The mystery surrounding a baby boy who was found in a telephone booth by bread delivery men in Ohio in January 1954 was solved 64 years later thanks to DNA testing, The Lancaster Eagle-Gazette reported. The man will be meeting his biological mother for the first time later this month, the newspaper reported.
Steve Dennis, 64, of Phoenix, said his birth certificate listed his place of birth in a telephone booth outside Yielky's Drive-In near Lancaster, the Eagle-Gazette reported.
According to the Jan. 16, 1954, edition of the Eagle-Gazette, bread delivery men found a boy “believed to be between four and five weeks old” wrapped in blanket and inside a cardboard box at 7:30 a.m., with a bottle beside the infant.
Dennis said he first heard the story as a teen and never believed it. He does remember his adoptive parents, Stanley and Vivian Dennis, telling him he was adopted, the Eagle-Gazette reported.

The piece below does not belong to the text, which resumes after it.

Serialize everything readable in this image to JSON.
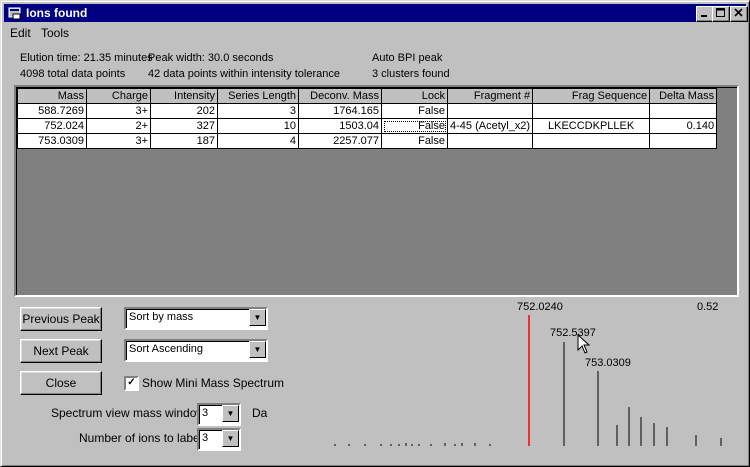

"Luckily my parents told me early on that I was adopted, probably from the time I was three," he told the newspaper. "Most of that really had no impact on me. You hear it so much, it doesn’t faze you anymore.”
Dennis was adopted in February 1955 after being placed in a foster home. His family moved to Arizona when he was a child.
Dennis did not give his birth much thought until his daughters bought him an Ancestry.com DNA test, the Eagle-Gazette reported. He got his results back in January, along with a message from a man who said he was Dennis' first cousin.
"He said 'I think I know who your mother is. We've heard throughout our lives that there's a baby that we're related to that was left in a telephone booth,'" Dennis told the Eagle-Gazette. "It was this like this hidden secret."
The newly found cousin connected Dennis to his half-sister, who lives in Baltimore. The woman said she had heard the phone booth story, too, and bought an Ancestry.com DNA to confirm the match.
"This deep dark secret of my biological mother, the kids had heard about this, but they weren't sure if it's true or not," Dennis told the Eagle-Gazette.
The woman contacted Dennis’ biological mother, who is in her 80s and also lives in Baltimore.
"The mother has finally said she wants to meet with me," Dennis told the Eagle-Gazette. "Slowly week by week, she said 'I kind of remember.'"
Dennis said he was told his mother was 18 and forced to give up the infant by his father, the newspaper reported. He was born in a hospital in Kentucky and his parents were returning to Maryland through Ohio when the father took the baby and left him in a phone booth.
He has no other details about his biological father, the Eagle-Gazette reported. His mother married someone else and has two daughters, according to the newspaper.
“It’s interesting. It’s not like earth-shattering or anything like that," said Dennis, who recently retired as a chiropractor. “My true parents, of course, were my adoptive parents. It would be almost impossible for me to think otherwise.”
Dennis said he is not sure what to expect if he meets his biological mother.
"I'd like to know my actual birthdate but, according to my sister, the mother said she doesn't remember," he told the Eagle-Gazette. "I'm not going to make a real big deal about of this. I'll just take whatever she gives me and leave it at that. I mean you can't hassle an 85-year-old woman … So whatever she feels comfortable saying to me, I'll take. It's more than I had before."